Thursday, March 24, 2016

Let's not blame NPM and modular development over a hissy fit

This week a developer who was pissed off at NPMJS.org pulled all his packages, including one little strange package left-pad that was a dependency for a frightening number of other packages and software projects, including React ( see http://www.businessinsider.com/npm-left-pad-controversy-explained-2016-3 )


This caused us problems during a Travis CI build for a project for which we were using React on a project - it was a scary realization that anyone of the authors of the 100s of 1000s of packages in NPM can have hissy fit and withdraw their code. It confirmed for me that any packages we may use in prototyping and first-iteration need to be replaced locally (check those licenses - most of them are completely open or are MIT - copy/paste at will!).

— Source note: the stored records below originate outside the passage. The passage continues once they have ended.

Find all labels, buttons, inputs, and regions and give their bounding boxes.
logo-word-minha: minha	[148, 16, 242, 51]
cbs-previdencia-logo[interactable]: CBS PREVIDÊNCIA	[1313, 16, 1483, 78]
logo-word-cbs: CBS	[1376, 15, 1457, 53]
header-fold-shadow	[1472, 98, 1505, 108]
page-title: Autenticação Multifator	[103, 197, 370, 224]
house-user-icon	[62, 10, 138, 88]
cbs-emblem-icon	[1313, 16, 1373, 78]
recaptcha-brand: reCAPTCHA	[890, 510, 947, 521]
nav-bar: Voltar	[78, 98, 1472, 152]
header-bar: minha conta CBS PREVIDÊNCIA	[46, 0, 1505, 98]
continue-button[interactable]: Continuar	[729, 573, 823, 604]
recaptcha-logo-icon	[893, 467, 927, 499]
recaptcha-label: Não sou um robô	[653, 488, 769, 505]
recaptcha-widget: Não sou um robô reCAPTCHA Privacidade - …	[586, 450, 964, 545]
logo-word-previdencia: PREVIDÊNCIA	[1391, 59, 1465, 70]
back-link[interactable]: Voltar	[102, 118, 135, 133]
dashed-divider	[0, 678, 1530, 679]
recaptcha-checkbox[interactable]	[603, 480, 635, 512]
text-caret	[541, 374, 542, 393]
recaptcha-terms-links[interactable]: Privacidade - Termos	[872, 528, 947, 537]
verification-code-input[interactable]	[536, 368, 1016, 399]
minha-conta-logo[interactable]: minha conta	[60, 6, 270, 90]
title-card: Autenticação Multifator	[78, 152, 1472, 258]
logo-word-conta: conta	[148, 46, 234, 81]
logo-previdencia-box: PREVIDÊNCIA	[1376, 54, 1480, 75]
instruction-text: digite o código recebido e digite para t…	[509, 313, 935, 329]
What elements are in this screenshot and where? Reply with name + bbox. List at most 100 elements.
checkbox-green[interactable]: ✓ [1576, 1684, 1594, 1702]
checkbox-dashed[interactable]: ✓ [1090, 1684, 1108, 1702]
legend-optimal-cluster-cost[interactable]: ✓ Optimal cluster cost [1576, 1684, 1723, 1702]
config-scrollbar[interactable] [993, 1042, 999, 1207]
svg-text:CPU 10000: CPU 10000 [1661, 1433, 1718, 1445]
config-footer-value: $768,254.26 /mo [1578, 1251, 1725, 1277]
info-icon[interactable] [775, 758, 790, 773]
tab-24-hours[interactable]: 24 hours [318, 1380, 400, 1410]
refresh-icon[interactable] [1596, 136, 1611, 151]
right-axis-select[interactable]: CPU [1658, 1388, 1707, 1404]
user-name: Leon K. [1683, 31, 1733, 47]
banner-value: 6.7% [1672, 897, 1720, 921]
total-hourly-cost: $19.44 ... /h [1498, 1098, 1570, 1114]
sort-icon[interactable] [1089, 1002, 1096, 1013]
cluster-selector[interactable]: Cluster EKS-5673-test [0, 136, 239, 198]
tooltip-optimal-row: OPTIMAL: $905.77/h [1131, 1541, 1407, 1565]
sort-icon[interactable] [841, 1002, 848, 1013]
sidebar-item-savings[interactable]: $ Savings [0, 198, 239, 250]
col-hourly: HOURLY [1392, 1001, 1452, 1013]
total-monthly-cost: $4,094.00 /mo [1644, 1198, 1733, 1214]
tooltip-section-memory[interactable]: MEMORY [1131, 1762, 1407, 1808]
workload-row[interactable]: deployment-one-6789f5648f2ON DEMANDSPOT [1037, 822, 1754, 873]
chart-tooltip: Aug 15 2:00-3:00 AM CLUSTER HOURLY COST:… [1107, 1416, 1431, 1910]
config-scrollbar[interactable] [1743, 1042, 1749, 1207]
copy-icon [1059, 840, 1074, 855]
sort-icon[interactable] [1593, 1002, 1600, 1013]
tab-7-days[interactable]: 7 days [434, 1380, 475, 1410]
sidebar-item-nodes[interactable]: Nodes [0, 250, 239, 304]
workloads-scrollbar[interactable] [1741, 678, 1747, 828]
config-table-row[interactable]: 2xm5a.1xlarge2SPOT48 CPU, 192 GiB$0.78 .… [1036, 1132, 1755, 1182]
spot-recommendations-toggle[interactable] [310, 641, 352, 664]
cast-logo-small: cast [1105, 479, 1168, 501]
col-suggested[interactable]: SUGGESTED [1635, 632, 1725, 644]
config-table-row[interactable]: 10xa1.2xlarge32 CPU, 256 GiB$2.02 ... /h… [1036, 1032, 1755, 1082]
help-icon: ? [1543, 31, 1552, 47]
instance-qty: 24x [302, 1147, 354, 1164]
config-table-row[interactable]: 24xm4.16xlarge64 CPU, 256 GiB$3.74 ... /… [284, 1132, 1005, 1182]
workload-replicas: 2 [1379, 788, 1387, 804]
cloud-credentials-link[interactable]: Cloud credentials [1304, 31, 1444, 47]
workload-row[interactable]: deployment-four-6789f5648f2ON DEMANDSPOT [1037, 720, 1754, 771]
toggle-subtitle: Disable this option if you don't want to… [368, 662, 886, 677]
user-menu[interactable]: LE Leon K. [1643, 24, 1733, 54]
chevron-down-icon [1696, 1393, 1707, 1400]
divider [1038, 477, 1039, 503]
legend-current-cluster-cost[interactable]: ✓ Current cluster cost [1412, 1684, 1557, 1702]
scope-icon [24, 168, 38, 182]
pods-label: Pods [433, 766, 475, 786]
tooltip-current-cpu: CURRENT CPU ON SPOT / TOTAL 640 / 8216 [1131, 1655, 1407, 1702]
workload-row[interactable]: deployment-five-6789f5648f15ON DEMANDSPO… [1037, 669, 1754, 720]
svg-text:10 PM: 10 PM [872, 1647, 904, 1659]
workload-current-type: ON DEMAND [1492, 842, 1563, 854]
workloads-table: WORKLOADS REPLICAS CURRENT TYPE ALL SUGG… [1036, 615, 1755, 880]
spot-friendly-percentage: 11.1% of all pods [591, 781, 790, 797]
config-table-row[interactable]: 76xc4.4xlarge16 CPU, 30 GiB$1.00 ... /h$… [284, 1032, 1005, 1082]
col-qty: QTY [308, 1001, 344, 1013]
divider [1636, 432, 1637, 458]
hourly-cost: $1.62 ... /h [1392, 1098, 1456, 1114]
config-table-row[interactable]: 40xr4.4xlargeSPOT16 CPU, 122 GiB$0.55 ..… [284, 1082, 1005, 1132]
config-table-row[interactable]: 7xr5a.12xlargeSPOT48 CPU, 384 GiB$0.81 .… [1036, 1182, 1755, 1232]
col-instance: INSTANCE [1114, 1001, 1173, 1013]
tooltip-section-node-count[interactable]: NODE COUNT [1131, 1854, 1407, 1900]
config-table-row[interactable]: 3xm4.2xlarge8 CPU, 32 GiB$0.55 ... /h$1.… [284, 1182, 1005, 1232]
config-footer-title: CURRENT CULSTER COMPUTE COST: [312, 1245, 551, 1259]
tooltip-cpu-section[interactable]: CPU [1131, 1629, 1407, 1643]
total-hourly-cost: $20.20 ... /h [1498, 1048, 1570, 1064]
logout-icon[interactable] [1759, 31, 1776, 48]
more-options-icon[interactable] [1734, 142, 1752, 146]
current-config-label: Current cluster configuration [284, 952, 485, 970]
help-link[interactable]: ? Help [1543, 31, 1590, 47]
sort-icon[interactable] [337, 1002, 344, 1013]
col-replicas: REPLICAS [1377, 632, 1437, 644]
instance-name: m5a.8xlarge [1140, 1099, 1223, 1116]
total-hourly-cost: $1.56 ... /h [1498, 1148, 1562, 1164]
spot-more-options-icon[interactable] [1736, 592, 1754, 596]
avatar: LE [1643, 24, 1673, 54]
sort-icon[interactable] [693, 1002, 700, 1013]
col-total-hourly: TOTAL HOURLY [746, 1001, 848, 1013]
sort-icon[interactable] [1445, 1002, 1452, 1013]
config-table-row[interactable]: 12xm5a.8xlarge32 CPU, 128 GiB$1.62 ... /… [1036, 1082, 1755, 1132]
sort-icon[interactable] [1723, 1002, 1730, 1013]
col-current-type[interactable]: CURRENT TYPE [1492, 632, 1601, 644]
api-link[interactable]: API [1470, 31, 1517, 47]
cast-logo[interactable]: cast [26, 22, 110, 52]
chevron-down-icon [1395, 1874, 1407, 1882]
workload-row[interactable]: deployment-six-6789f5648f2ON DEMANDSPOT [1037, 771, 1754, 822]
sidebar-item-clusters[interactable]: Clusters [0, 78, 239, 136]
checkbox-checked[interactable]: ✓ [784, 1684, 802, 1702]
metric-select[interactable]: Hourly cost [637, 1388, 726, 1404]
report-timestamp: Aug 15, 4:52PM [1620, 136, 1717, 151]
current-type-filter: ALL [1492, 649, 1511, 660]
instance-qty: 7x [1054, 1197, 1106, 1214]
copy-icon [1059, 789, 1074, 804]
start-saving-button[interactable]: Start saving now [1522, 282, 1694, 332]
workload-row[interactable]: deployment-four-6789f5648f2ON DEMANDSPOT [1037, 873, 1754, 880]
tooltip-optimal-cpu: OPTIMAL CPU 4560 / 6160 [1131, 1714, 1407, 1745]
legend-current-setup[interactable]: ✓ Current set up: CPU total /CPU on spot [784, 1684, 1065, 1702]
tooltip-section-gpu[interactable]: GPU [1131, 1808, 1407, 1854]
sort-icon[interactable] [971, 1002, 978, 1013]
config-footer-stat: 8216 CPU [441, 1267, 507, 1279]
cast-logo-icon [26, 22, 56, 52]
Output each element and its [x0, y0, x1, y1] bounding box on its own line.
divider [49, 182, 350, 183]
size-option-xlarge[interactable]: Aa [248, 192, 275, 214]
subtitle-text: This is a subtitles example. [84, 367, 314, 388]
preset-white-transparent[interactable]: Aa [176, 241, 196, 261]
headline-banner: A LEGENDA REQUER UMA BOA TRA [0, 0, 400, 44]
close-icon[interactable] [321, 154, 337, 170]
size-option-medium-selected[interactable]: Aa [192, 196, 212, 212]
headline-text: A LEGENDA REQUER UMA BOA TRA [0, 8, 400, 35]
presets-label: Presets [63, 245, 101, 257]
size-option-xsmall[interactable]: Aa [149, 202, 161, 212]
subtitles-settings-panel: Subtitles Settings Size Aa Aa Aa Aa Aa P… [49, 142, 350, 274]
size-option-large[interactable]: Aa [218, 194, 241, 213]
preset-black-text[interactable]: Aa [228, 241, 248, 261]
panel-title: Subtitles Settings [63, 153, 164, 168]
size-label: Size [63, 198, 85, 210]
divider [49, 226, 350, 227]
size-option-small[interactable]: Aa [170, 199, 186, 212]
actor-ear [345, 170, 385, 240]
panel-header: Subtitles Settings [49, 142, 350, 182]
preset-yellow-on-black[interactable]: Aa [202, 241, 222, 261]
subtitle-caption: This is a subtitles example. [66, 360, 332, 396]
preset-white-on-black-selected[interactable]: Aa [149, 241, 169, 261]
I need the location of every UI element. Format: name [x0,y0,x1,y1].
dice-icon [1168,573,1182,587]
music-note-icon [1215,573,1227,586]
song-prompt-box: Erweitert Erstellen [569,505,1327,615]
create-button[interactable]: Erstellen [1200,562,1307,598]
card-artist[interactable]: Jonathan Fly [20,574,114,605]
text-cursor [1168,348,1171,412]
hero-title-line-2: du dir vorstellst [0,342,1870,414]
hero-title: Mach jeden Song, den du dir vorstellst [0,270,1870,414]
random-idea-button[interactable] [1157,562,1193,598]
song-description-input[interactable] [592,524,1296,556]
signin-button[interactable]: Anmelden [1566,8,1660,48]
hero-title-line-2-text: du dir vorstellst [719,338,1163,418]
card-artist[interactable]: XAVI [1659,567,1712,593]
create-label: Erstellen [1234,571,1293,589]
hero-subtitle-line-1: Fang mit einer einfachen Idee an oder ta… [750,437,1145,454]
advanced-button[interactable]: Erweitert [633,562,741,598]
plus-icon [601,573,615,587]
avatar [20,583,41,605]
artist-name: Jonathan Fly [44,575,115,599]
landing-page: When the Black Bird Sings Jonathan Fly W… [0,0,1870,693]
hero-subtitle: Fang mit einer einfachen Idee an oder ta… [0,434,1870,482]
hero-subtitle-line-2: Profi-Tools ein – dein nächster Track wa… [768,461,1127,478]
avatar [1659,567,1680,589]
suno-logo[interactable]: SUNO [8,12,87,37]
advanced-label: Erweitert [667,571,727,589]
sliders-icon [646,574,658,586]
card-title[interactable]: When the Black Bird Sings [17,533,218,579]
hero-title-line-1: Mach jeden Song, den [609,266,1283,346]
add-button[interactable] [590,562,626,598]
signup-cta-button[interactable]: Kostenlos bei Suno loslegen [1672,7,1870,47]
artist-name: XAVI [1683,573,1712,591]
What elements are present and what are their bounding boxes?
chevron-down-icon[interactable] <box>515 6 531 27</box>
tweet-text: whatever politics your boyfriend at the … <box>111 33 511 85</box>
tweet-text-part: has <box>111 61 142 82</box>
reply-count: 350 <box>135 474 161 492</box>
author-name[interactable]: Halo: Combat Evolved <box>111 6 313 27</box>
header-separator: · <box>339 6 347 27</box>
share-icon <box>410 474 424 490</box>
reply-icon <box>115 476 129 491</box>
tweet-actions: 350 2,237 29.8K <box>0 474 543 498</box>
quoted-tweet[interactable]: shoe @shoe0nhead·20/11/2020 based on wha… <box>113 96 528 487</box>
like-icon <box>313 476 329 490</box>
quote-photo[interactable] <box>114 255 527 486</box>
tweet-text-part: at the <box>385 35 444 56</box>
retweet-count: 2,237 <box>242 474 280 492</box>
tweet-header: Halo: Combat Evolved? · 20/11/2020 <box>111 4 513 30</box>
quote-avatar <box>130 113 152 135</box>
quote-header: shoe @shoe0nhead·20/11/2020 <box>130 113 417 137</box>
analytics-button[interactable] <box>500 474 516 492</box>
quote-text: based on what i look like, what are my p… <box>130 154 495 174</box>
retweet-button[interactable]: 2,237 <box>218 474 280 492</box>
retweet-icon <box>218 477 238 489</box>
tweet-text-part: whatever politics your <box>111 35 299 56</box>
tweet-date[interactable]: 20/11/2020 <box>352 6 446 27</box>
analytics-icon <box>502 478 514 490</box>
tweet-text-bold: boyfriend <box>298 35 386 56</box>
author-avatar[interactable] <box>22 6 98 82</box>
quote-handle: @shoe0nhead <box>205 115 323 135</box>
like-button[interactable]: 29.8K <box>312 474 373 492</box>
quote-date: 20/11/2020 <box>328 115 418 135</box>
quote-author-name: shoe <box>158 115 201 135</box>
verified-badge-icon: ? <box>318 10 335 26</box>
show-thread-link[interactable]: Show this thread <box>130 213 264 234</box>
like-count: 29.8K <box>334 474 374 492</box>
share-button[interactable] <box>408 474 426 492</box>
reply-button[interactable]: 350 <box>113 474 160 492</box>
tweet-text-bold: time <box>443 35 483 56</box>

In response there was fear and blame as you would expect. Then there were calls to change the very nature of the packages on NPM: http://www.haneycodes.net/npm-left-pad-have-we-forgotten-how-to-program.

While I agree with the majority of the sentiment, the article makes a statement that I think is contrary to the whole idea of package management systems and shared code: "Functions are too small to make into a package and dependency."

Risks (that should be mitigated before going to production) aside, the idea really is about small building blocks: (from NPM) "These packages are often small. The general idea is that you create a small building block which solves one problem and solves it well. This makes it possible for you to compose larger, custom solutions out of these small, shared building blocks."

Personally, I avoid large frameworks (like React) as much as I can - our React project was an inherited development that we took on from the prototype stage and we were rather married to it (unwillingly).